RapperBot is a new botnet that has been running since mid-June this year. This malware specializes in carrying out brute force attacks on the SSH protocol of all types of Linux servers. With this, it aims to establish a connection with the computer, access it and be able to both access the data stored on the server and move around the network in search of other computers.
This new malware is based on Mirai, a Trojan that has been infecting tens of thousands of Linux devices for a few years to create one of the largest computer networks in order to rent it to the highest bidder for all kinds of computer attacks. However, although based on it, RapperBot is somewhat different in that hackers have more control over its expansion and it does not seek to focus on conducting DDoS attacks, but on remote connection to computers and lateral movement within a network. net.
Hackers control this botnet through a C2 panel. In this way they can indicate targets, and send lists of SSH users to test, with brute force, which one allows the connection. It is able to connect to any SSH server with Diffie–Hellmann key exchange with 768-bit or 2048-bit keys and AES128-CTR encryption.
In just a month and a half, this malware has scanned and attacked more than 3,500 IP addresses. And it seems, moreover, that it is more alive than ever.
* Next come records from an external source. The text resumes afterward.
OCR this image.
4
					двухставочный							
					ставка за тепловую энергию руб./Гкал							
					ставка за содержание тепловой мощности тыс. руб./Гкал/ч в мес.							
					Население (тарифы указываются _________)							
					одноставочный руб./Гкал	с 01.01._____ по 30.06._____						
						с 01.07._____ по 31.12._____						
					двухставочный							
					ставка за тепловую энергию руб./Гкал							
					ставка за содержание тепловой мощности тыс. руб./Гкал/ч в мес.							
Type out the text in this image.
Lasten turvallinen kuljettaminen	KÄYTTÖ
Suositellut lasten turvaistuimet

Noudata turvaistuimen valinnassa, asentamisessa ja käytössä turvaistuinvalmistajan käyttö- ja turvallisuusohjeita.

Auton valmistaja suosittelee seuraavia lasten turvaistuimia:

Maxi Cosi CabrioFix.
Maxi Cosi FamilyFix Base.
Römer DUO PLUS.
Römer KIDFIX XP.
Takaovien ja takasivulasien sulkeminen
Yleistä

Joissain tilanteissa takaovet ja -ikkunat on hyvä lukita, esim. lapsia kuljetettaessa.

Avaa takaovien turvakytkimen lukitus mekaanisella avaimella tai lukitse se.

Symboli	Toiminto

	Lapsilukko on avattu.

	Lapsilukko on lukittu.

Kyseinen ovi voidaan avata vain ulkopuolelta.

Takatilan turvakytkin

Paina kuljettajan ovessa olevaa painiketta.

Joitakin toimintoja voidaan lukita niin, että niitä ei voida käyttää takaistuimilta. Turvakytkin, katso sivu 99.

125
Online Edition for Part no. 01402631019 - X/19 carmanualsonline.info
How to mitigate these attacks
Brute force attacks don’t rely on a security flaw in a program or protocol, so we can’t expect a magic patch to suddenly protect us. Therefore, there is no way to completely protect ourselves against this threat, but what we have to do is mitigate its impact and prevent us from being the next victim.
For this, the first and most obvious thing is that, if we don’t use SSH, let’s disable the service on our Linux. This will prevent us from connecting remotely to the system, but at the same time it guarantees that we will not fall into the clutches of these hackers. Another possible way to protect ourselves is to configure security to block connections after a limited number of attempts. So, for example, if connections are blocked after 10 failed attempts for 10 minutes, brute force attacks become ineffective.
Other tips to mitigate the impact of malware are the typical ones, such as not using default users, using long, random and strong passwords, and changing the default port.